The Wyoming Department of Workforce Services Occupational Safety and Health Administration Office classified 11 of the 12 citations it announced Friday as serious. An investigation found hazards that might have contributed to the accident, the state OSHA office said in a release.

“All employers have a moral and legal responsibility to ensure the health and safety of their employees. Unfortunately, the OSHA investigation found Sinclair did not live up to its critical obligation,” Joan Evans, director of the Wyoming Department of Workforce Services, said in the release.

Alleged violations included failing to inspect equipment and correct deficiencies, and failing to develop and implement safe work practices. Citations also were issued for lack of employee training and operating procedures, and for having inadequate first aid supplies.
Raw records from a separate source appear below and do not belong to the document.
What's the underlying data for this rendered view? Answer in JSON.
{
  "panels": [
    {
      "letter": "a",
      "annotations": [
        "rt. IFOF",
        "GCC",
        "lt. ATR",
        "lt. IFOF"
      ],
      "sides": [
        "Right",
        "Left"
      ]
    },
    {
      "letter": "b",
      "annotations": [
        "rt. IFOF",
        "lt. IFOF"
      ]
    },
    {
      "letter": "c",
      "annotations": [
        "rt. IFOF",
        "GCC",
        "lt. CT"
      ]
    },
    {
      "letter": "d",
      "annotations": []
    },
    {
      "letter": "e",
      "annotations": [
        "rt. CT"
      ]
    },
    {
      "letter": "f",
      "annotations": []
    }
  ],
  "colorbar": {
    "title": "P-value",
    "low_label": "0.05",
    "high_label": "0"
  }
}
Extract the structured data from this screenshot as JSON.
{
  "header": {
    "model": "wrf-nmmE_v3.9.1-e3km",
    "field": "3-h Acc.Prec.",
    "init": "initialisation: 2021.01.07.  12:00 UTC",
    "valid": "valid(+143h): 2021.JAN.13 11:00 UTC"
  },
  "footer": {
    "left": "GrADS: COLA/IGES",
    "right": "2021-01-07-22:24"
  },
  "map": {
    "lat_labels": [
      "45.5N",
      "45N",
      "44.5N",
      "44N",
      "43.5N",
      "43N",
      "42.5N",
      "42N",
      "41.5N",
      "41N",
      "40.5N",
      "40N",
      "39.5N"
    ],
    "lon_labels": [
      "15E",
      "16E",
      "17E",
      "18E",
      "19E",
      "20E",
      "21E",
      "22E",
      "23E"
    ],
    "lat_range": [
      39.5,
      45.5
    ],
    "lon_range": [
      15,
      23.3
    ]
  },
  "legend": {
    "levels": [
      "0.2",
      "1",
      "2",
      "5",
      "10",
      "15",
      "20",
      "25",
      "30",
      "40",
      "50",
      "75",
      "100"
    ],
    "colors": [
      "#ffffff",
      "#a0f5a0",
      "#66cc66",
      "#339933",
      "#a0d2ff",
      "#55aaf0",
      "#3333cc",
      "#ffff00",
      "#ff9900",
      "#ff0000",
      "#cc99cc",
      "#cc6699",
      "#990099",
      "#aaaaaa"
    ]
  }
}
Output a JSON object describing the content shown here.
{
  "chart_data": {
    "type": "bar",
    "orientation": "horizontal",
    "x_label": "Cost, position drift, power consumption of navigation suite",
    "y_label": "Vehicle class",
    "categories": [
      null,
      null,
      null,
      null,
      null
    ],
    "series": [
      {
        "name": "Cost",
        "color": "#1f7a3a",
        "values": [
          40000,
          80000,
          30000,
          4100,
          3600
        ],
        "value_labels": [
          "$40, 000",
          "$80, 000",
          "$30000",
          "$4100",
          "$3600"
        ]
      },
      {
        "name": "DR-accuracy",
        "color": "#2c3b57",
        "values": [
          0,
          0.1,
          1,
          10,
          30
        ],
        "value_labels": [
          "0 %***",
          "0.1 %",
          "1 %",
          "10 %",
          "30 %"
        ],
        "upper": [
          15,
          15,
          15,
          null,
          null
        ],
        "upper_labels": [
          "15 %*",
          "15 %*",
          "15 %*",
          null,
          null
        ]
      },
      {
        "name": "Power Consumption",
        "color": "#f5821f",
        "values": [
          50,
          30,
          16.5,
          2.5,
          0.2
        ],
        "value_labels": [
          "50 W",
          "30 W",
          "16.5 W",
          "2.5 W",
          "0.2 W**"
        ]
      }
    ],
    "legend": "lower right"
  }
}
Sinclair has and will continue to work in good faith with Wyoming OSHA “to embrace and implement their findings,” a spokesman for Salt Lake City, Utah-based Sinclair said in an emailed statement Friday.

“Sinclair takes responsibility for, and is working with a great sense of urgency to correct safety deficiencies that may be present at the refinery,” Clint Ensign said in the statement.

The company has improved inspections and repair of piping and equipment while conducting safety audits, workplace observations and safety training, the statement said.

The company has added “critical safety personnel,” the statement said, while working with other Wyoming refineries to share and implement best industry safety practices.

Under state regulations, Sinclair has 15 days since receiving the citations to comply, request an informal hearing with Wyoming OSHA, or contest the citations and $60,250 in proposed penalties before the Wyoming Occupational Safety and Health Commission.

Meanwhile, the Department of Workforce Services has brought in a federal OSHA team to review the refinery and its safety procedures. The state agency also has required Sinclair to bring in external, independent safety auditors and has asked Sinclair managers to meet with Wyoming OSHA every two weeks to discuss progress updates.